I recently finished this recently-published novel, Starflight, a scifi adventure that follows the story of Solara Brooks and her enslavement. Solara is poor– an orphan with no viable prospects in the harsh world that she lives in, especially due to the felony tattoos that mark her as dangerous. An outlaw. She dreams of escaping to the outer realm, a land where no one will care about who she was or what she’s done, where she can build herself back up to be someone that she can admire.
Unfortunately, travel to the outer-realm can only be accomplished through one way for Solara: indentured servitude. She’ll work for the kindly aristocrat who takes pity on her and pays for her ticket to the outer realms. Well, this kindly aristocrat manifests themselves in the form of Doran Spaulding, billionaire corporate child heir and Solara’s tormentor since years past. Forced to hand her dignity over on a platter, Solara is whisked away on an adventure of a lifetime, faithfully accompanied by her worst nightmare.
Of course, things go horribly wrong and the two find themselves aboard the Banshee, manned by an eclectic crew and a grouchy Captain and on the run for their own reasons. Now that both Solara and Doran are being hunted down by the galaxy, they’re forced to partner up and keep an eye on each other’s backs… both from the guard hunting them down, and from their newly-formed family aboard the Banshee.
I really enjoyed this novel because character development, of course. There’s so much character development in this story, especially that of Solara, who grows more confident as the story goes on, and Doran, who really turns a new life and begins to see Solara as a person and not the grungy street-orphan who made the mistake of excelling in her field and beating him at some school-wide competition, back when they were students. Also, I’m a sucker for hateful relationships that turn into love– I think that the whole “people having to change to see their partners in a new light” always promises a whole bevy of interesting inner-dialogue and advancement for protagonists. Starflight follows through. By the end of the book, I was really attached to the cast of this novel.
The plot also kept my attention. usually, the little blurb on the inner or outer cover of the novel spoils the whole story for you, but the summary provided didn’t ruin anything. I was still surprised by the twists and turns that Solara and Doran’s path took. You start reading, expecting one thing, and then end on a completely different plotline. There are some people who would be annoyed by this, but I really appreciate it. Guessing the way the story will turn is like trying to figure out a jigsaw puzzle.

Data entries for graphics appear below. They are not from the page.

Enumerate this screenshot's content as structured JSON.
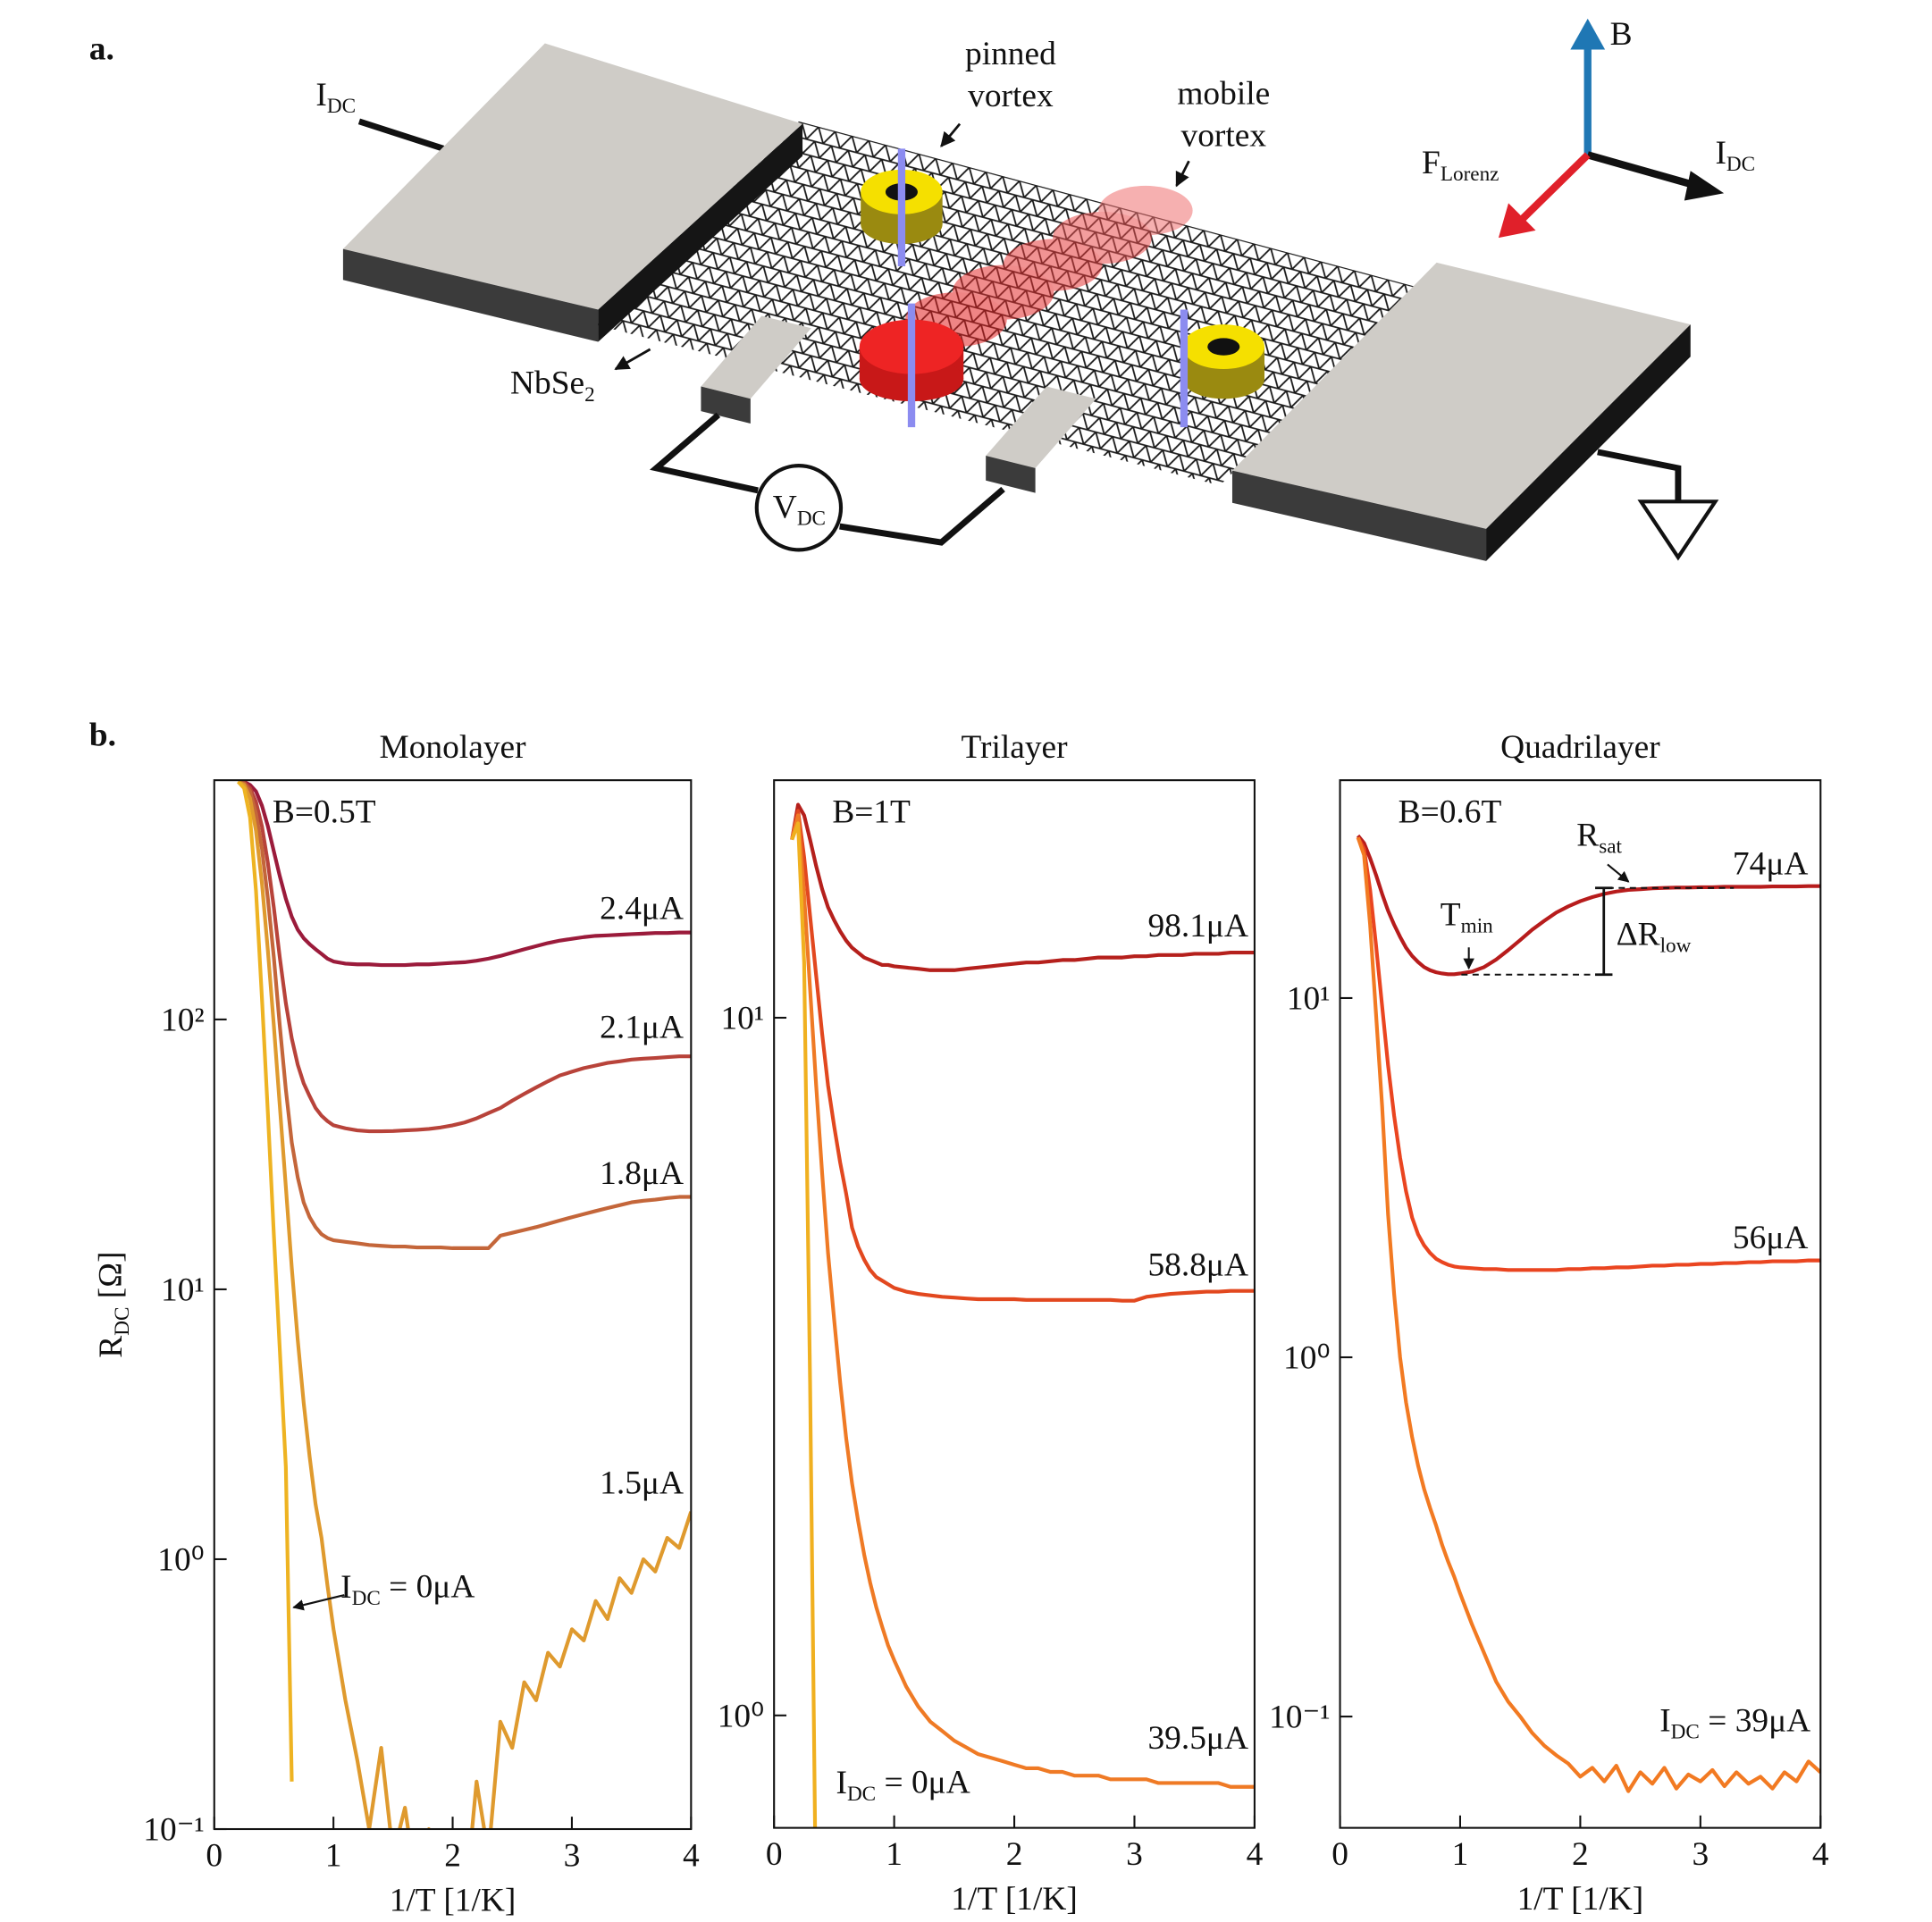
{
  "panel_a": {
    "panel_label": "a.",
    "labels": {
      "current_in": {
        "main": "I",
        "sub": "DC"
      },
      "pinned_vortex": [
        "pinned",
        "vortex"
      ],
      "mobile_vortex": [
        "mobile",
        "vortex"
      ],
      "material": {
        "main": "NbSe",
        "sub": "2"
      },
      "voltmeter": {
        "main": "V",
        "sub": "DC"
      },
      "field": "B",
      "force": {
        "main": "F",
        "sub": "Lorenz"
      },
      "current_axis": {
        "main": "I",
        "sub": "DC"
      }
    }
  },
  "panel_b": {
    "panel_label": "b."
  },
  "chart_data": [
    {
      "type": "line",
      "title": "Monolayer",
      "field_label": "B=0.5T",
      "xlabel": "1/T [1/K]",
      "ylabel": {
        "main": "R",
        "sub": "DC",
        "rest": " [Ω]"
      },
      "log_y": true,
      "grid": false,
      "xlim": [
        0,
        4
      ],
      "ylim": [
        0.1,
        770
      ],
      "xticks": [
        0,
        1,
        2,
        3,
        4
      ],
      "yticks": [
        {
          "value": 0.1,
          "label": "10⁻¹"
        },
        {
          "value": 1,
          "label": "10⁰"
        },
        {
          "value": 10,
          "label": "10¹"
        },
        {
          "value": 100,
          "label": "10²"
        }
      ],
      "x": [
        0.2,
        0.25,
        0.3,
        0.35,
        0.4,
        0.45,
        0.5,
        0.55,
        0.6,
        0.65,
        0.7,
        0.75,
        0.8,
        0.85,
        0.9,
        0.95,
        1,
        1.1,
        1.2,
        1.3,
        1.4,
        1.5,
        1.6,
        1.7,
        1.8,
        1.9,
        2,
        2.1,
        2.2,
        2.3,
        2.4,
        2.5,
        2.6,
        2.7,
        2.8,
        2.9,
        3,
        3.1,
        3.2,
        3.3,
        3.4,
        3.5,
        3.6,
        3.7,
        3.8,
        3.9,
        4
      ],
      "series": [
        {
          "name": "2.4μA",
          "color": "#9b1b3b",
          "values": [
            760,
            760,
            740,
            700,
            620,
            520,
            420,
            340,
            280,
            240,
            215,
            200,
            190,
            182,
            175,
            168,
            164,
            161,
            160,
            160,
            159,
            159,
            159,
            160,
            160,
            161,
            162,
            163,
            165,
            168,
            172,
            177,
            182,
            187,
            192,
            196,
            199,
            202,
            204,
            205,
            206,
            207,
            208,
            209,
            209,
            210,
            210
          ]
        },
        {
          "name": "2.1μA",
          "color": "#b8433a",
          "values": [
            760,
            755,
            720,
            640,
            520,
            380,
            260,
            170,
            115,
            85,
            68,
            58,
            52,
            47,
            44,
            42,
            40.5,
            39.5,
            38.8,
            38.5,
            38.5,
            38.6,
            38.8,
            39,
            39.3,
            39.8,
            40.5,
            41.5,
            43,
            45,
            47,
            50,
            53,
            56,
            59,
            62,
            64,
            66,
            67.5,
            69,
            70,
            71,
            71.5,
            72,
            72.5,
            73,
            73
          ]
        },
        {
          "name": "1.8μA",
          "color": "#c4663a",
          "values": [
            760,
            750,
            700,
            580,
            430,
            280,
            170,
            95,
            55,
            35,
            26,
            21,
            18.5,
            17,
            16,
            15.5,
            15.2,
            15,
            14.8,
            14.6,
            14.5,
            14.4,
            14.4,
            14.3,
            14.3,
            14.3,
            14.2,
            14.2,
            14.2,
            14.2,
            15.8,
            16.2,
            16.6,
            17,
            17.5,
            18,
            18.5,
            19,
            19.5,
            20,
            20.5,
            21,
            21.3,
            21.5,
            21.8,
            22,
            22
          ]
        },
        {
          "name": "1.5μA",
          "color": "#df9a2e",
          "values": [
            760,
            740,
            660,
            500,
            320,
            180,
            95,
            48,
            24,
            12,
            6.5,
            3.8,
            2.4,
            1.6,
            1.2,
            0.8,
            0.55,
            0.3,
            0.18,
            0.1,
            0.2,
            0.08,
            0.12,
            0.06,
            0.1,
            0.07,
            0.09,
            0.05,
            0.15,
            0.08,
            0.25,
            0.2,
            0.35,
            0.3,
            0.45,
            0.4,
            0.55,
            0.5,
            0.7,
            0.6,
            0.85,
            0.75,
            1.0,
            0.9,
            1.2,
            1.1,
            1.5
          ]
        },
        {
          "name": {
            "main": "I",
            "sub": "DC",
            "rest": " = 0μA"
          },
          "color": "#eeb322",
          "values": [
            760,
            720,
            560,
            300,
            120,
            45,
            16,
            6,
            2.2,
            0.15,
            null,
            null,
            null,
            null,
            null,
            null,
            null,
            null,
            null,
            null,
            null,
            null,
            null,
            null,
            null,
            null,
            null,
            null,
            null,
            null,
            null,
            null,
            null,
            null,
            null,
            null,
            null,
            null,
            null,
            null,
            null,
            null,
            null,
            null,
            null,
            null,
            null
          ]
        }
      ]
    },
    {
      "type": "line",
      "title": "Trilayer",
      "field_label": "B=1T",
      "xlabel": "1/T [1/K]",
      "log_y": true,
      "grid": false,
      "xlim": [
        0,
        4
      ],
      "ylim": [
        0.69,
        21.9
      ],
      "xticks": [
        0,
        1,
        2,
        3,
        4
      ],
      "yticks": [
        {
          "value": 1,
          "label": "10⁰"
        },
        {
          "value": 10,
          "label": "10¹"
        }
      ],
      "x": [
        0.15,
        0.2,
        0.25,
        0.3,
        0.35,
        0.4,
        0.45,
        0.5,
        0.55,
        0.6,
        0.65,
        0.7,
        0.75,
        0.8,
        0.85,
        0.9,
        0.95,
        1,
        1.1,
        1.2,
        1.3,
        1.4,
        1.5,
        1.6,
        1.7,
        1.8,
        1.9,
        2,
        2.1,
        2.2,
        2.3,
        2.4,
        2.5,
        2.6,
        2.7,
        2.8,
        2.9,
        3,
        3.1,
        3.2,
        3.3,
        3.4,
        3.5,
        3.6,
        3.7,
        3.8,
        3.9,
        4
      ],
      "series": [
        {
          "name": "98.1μA",
          "color": "#b5201c",
          "values": [
            18,
            20.2,
            19.5,
            18,
            16.5,
            15.3,
            14.4,
            13.8,
            13.3,
            12.9,
            12.6,
            12.4,
            12.2,
            12.1,
            12,
            11.9,
            11.9,
            11.85,
            11.8,
            11.75,
            11.7,
            11.7,
            11.7,
            11.75,
            11.8,
            11.85,
            11.9,
            11.95,
            12,
            12,
            12.05,
            12.1,
            12.1,
            12.15,
            12.2,
            12.2,
            12.2,
            12.25,
            12.25,
            12.3,
            12.3,
            12.3,
            12.35,
            12.35,
            12.35,
            12.4,
            12.4,
            12.4
          ]
        },
        {
          "name": "58.8μA",
          "color": "#e2481f",
          "values": [
            18,
            19.8,
            17,
            14,
            11.5,
            9.5,
            8,
            7,
            6.2,
            5.6,
            5.0,
            4.7,
            4.5,
            4.35,
            4.25,
            4.2,
            4.15,
            4.1,
            4.05,
            4.02,
            4.0,
            3.98,
            3.97,
            3.96,
            3.95,
            3.95,
            3.95,
            3.95,
            3.94,
            3.94,
            3.94,
            3.94,
            3.94,
            3.94,
            3.94,
            3.94,
            3.93,
            3.93,
            3.98,
            4.0,
            4.02,
            4.03,
            4.04,
            4.05,
            4.05,
            4.06,
            4.06,
            4.06
          ]
        },
        {
          "name": "39.5μA",
          "color": "#ef7a25",
          "values": [
            18,
            19.5,
            15,
            11,
            8,
            6,
            4.6,
            3.7,
            3.0,
            2.5,
            2.15,
            1.9,
            1.7,
            1.55,
            1.43,
            1.34,
            1.26,
            1.2,
            1.1,
            1.03,
            0.98,
            0.95,
            0.92,
            0.9,
            0.88,
            0.87,
            0.86,
            0.85,
            0.84,
            0.84,
            0.83,
            0.83,
            0.82,
            0.82,
            0.82,
            0.81,
            0.81,
            0.81,
            0.81,
            0.8,
            0.8,
            0.8,
            0.8,
            0.8,
            0.8,
            0.79,
            0.79,
            0.79
          ]
        },
        {
          "name": {
            "main": "I",
            "sub": "DC",
            "rest": " = 0μA"
          },
          "color": "#f0b020",
          "values": [
            18,
            19,
            12,
            3,
            0.5,
            null,
            null,
            null,
            null,
            null,
            null,
            null,
            null,
            null,
            null,
            null,
            null,
            null,
            null,
            null,
            null,
            null,
            null,
            null,
            null,
            null,
            null,
            null,
            null,
            null,
            null,
            null,
            null,
            null,
            null,
            null,
            null,
            null,
            null,
            null,
            null,
            null,
            null,
            null,
            null,
            null,
            null,
            null
          ]
        }
      ]
    },
    {
      "type": "line",
      "title": "Quadrilayer",
      "field_label": "B=0.6T",
      "xlabel": "1/T [1/K]",
      "annotations": {
        "r_sat": {
          "main": "R",
          "sub": "sat"
        },
        "t_min": {
          "main": "T",
          "sub": "min"
        },
        "delta_r_low": {
          "main": "ΔR",
          "sub": "low"
        }
      },
      "log_y": true,
      "grid": false,
      "xlim": [
        0,
        4
      ],
      "ylim": [
        0.049,
        40.4
      ],
      "xticks": [
        0,
        1,
        2,
        3,
        4
      ],
      "yticks": [
        {
          "value": 0.1,
          "label": "10⁻¹"
        },
        {
          "value": 1,
          "label": "10⁰"
        },
        {
          "value": 10,
          "label": "10¹"
        }
      ],
      "x": [
        0.15,
        0.2,
        0.25,
        0.3,
        0.35,
        0.4,
        0.45,
        0.5,
        0.55,
        0.6,
        0.65,
        0.7,
        0.75,
        0.8,
        0.85,
        0.9,
        0.95,
        1,
        1.1,
        1.2,
        1.3,
        1.4,
        1.5,
        1.6,
        1.7,
        1.8,
        1.9,
        2,
        2.1,
        2.2,
        2.3,
        2.4,
        2.5,
        2.6,
        2.7,
        2.8,
        2.9,
        3,
        3.1,
        3.2,
        3.3,
        3.4,
        3.5,
        3.6,
        3.7,
        3.8,
        3.9,
        4
      ],
      "series": [
        {
          "name": "74μA",
          "color": "#b71c1c",
          "values": [
            28.3,
            27,
            24.5,
            22,
            19.5,
            17.5,
            16,
            14.8,
            13.8,
            13.1,
            12.6,
            12.2,
            11.95,
            11.8,
            11.7,
            11.65,
            11.65,
            11.7,
            11.85,
            12.2,
            12.8,
            13.6,
            14.5,
            15.5,
            16.4,
            17.3,
            18.0,
            18.6,
            19.1,
            19.5,
            19.8,
            20.0,
            20.1,
            20.2,
            20.25,
            20.3,
            20.3,
            20.35,
            20.35,
            20.4,
            20.4,
            20.4,
            20.4,
            20.45,
            20.45,
            20.45,
            20.5,
            20.5
          ]
        },
        {
          "name": "56μA",
          "color": "#ea4520",
          "values": [
            28,
            26,
            20,
            14,
            9.5,
            6.5,
            4.7,
            3.6,
            2.9,
            2.45,
            2.2,
            2.05,
            1.95,
            1.88,
            1.84,
            1.81,
            1.79,
            1.78,
            1.77,
            1.76,
            1.76,
            1.75,
            1.75,
            1.75,
            1.75,
            1.75,
            1.76,
            1.76,
            1.77,
            1.77,
            1.78,
            1.78,
            1.79,
            1.8,
            1.8,
            1.81,
            1.81,
            1.82,
            1.82,
            1.83,
            1.83,
            1.84,
            1.84,
            1.85,
            1.85,
            1.85,
            1.86,
            1.86
          ]
        },
        {
          "name": {
            "main": "I",
            "sub": "DC",
            "rest": " = 39μA"
          },
          "color": "#f27a22",
          "values": [
            28,
            25,
            16,
            9,
            5,
            2.5,
            1.5,
            1.0,
            0.75,
            0.6,
            0.5,
            0.43,
            0.38,
            0.34,
            0.3,
            0.27,
            0.245,
            0.22,
            0.18,
            0.15,
            0.125,
            0.11,
            0.1,
            0.09,
            0.083,
            0.078,
            0.074,
            0.068,
            0.072,
            0.066,
            0.073,
            0.062,
            0.07,
            0.065,
            0.072,
            0.063,
            0.069,
            0.066,
            0.071,
            0.064,
            0.07,
            0.065,
            0.068,
            0.063,
            0.07,
            0.066,
            0.075,
            0.07
          ]
        }
      ]
    }
  ]
}
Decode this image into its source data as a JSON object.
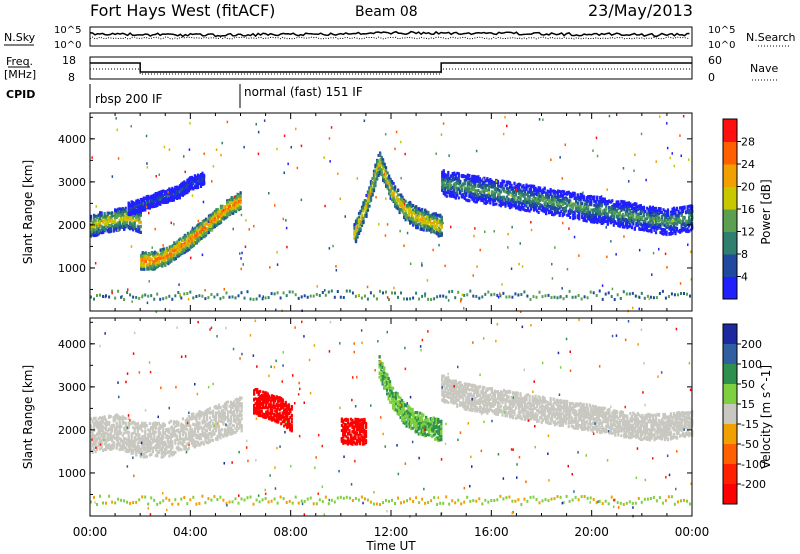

The side-characters are given their own detailed histories, motivations, and ambitions. You’ve got prickly Cassia, the flirtatious and enigmatic Kane, Renny, a kindly kleptomaniac, and then Captain Rossi– gruff, stern, and surprisingly level-headed. The crew operates like a well-oiled machine, everything that the Banshee isn’t. Somehow, they make it work. Somehow, they worm their ways into your heart. Half of this story is that of Doran and Solara, and the other half is that of the Banshee‘s crew. Still, both stories align and the ending provides a satisfying conclusion to either half.
I’m really curious about what the next novel will include: Doran and Solara and their new relationship, of course, but perhaps they’ll touch upon Doran’s role as the pirate captain, or delve into Cassia’s war-torn homelands. Then, of course, there’s the whole issue with Gage, the supposedly dead twin of Doran Spaulding but recently discovered to be alive. All in all, I really enjoyed this novel and might be purchasing it for my own shelves. I’ll definitely be keeping up with this series and I’m really excited to see where Ms. Landers takes our cast! I can only hope that the sequel will live up to its originator.